I will not quote any other examples in order to avoid over exhausting the subject. I do believe, however, that when one studies Ibn Sina’s Canon as well as the works of the other great scientists who contributed to ancient medicine attentively and patiently, changes should be brought about of our learning and knowledge in the field of the history and practices of ancient medicine.
 Suleymaniye Kutuphanesi No. Hamidiye 1015.
 It was believed that stagnant water infects and contains parasites which are transmitted to people.
 It can be assumed that habitual use of vinegar and cumin (kimyon) might fatigue the liver.
 Geophaigia was first described in Turkey by Muin Memduh Tayanc, in 1942 and knowledge in this field was improved by Prof. Reimann’s clinical and laboratory findings. See Orhan Ulutin: “A look at the Turkish Hematology in the 100th anniversary of Ataturk’s birth.” Cerrahpasa Tip Fakultesi Dergisi, vol. 12, June 1981 p. 258.
 As the term ruh is used for the celestial element which is the essence of life, it can also be valued as the “natural spirit” (tabi’i ruh) or the “vital spirit” (hayati ruh) of the “pneumatic theory.” On some occasions, the term ruh was then used to mean “vessel”.
 “Hushk-rishte” seems to have two meanings, the wound forming a crust or a kind of itch (uyuz) having dry pustules. As a term “husk” means “dry” and “rishte” means “Jigger”.

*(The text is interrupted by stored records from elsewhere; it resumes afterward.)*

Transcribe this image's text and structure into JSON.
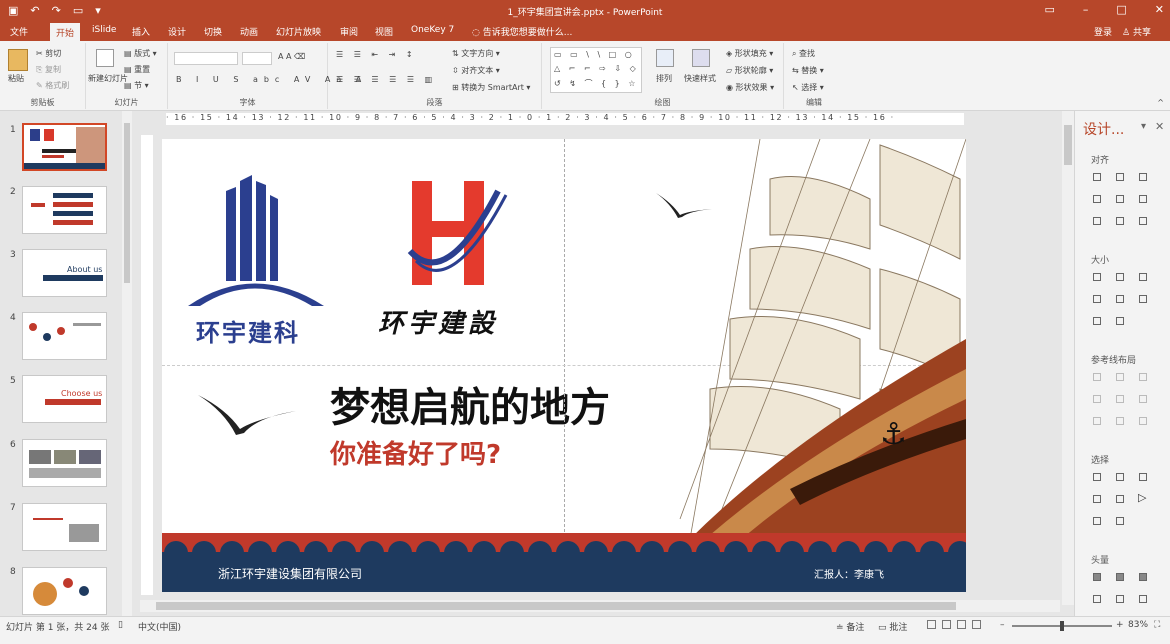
{
  "window": {
    "title": "1_环宇集团宣讲会.pptx - PowerPoint"
  },
  "tabs": [
    "文件",
    "开始",
    "iSlide",
    "插入",
    "设计",
    "切换",
    "动画",
    "幻灯片放映",
    "审阅",
    "视图",
    "OneKey 7"
  ],
  "tell_me": "告诉我您想要做什么...",
  "account": {
    "login": "登录",
    "share": "共享"
  },
  "clipboard": {
    "paste": "粘贴",
    "cut": "剪切",
    "copy": "复制",
    "format_painter": "格式刷",
    "label": "剪贴板"
  },
  "slides_group": {
    "new_slide": "新建幻灯片",
    "layout": "版式",
    "reset": "重置",
    "section": "节",
    "label": "幻灯片"
  },
  "font_group": {
    "label": "字体"
  },
  "paragraph_group": {
    "label": "段落",
    "text_direction": "文字方向",
    "align_text": "对齐文本",
    "smartart": "转换为 SmartArt"
  },
  "drawing_group": {
    "label": "绘图",
    "arrange": "排列",
    "quick_styles": "快速样式",
    "shape_fill": "形状填充",
    "shape_outline": "形状轮廓",
    "shape_effects": "形状效果"
  },
  "editing_group": {
    "label": "编辑",
    "find": "查找",
    "replace": "替换",
    "select": "选择"
  },
  "ruler": {
    "h": "· 16 · 15 · 14 · 13 · 12 · 11 · 10 · 9 · 8 · 7 · 6 · 5 · 4 · 3 · 2 · 1 · 0 · 1 · 2 · 3 · 4 · 5 · 6 · 7 · 8 · 9 · 10 · 11 · 12 · 13 · 14 · 15 · 16 ·"
  },
  "slide": {
    "logo1_text": "环宇建科",
    "logo2_text": "环宇建設",
    "headline": "梦想启航的地方",
    "subheadline": "你准备好了吗?",
    "footer_company": "浙江环宇建设集团有限公司",
    "footer_reporter": "汇报人：李康飞"
  },
  "thumbnails": [
    {
      "num": "1"
    },
    {
      "num": "2"
    },
    {
      "num": "3",
      "text": "About us"
    },
    {
      "num": "4"
    },
    {
      "num": "5",
      "text": "Choose us"
    },
    {
      "num": "6"
    },
    {
      "num": "7"
    },
    {
      "num": "8"
    }
  ],
  "design_pane": {
    "title": "设计...",
    "align": "对齐",
    "size": "大小",
    "guides": "参考线布局",
    "select": "选择",
    "layer": "头量"
  },
  "status": {
    "slide_info": "幻灯片 第 1 张，共 24 张",
    "language": "中文(中国)",
    "notes": "备注",
    "comments": "批注",
    "zoom": "83%"
  },
  "colors": {
    "accent": "#b7472a",
    "navy": "#1e3a5f",
    "red": "#c0392b"
  }
}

 See Nil Sari: Food in the Ottoman Palace, arranged according to the seasons and its relation with the medicine of the period. Symposium paper on the Turkish Kitchen. Ankara 1982, p. 246.
 As far as we now the “attractive force” (quvva-i câzibe), attracts the humours to the surface of the body.
*Professor Nil Sari, Ph. D., from Istanbul University, Cerrahpasa Medicine Faculty, Department of Deontology and History of Medicine, is a world expert scholar in the history of medicine, Islamic medicine and culture and Ottoman science and medicine. Professor Sari is also a key FSTC associate. This article was published at Acts of the International Symposium on Ibn Turk, Khwârazmî, Fârâbî, Beyrûnî and Ibn Sina (Ankara, 9-12 September 1985), Ankara 1990, pp. 351-367.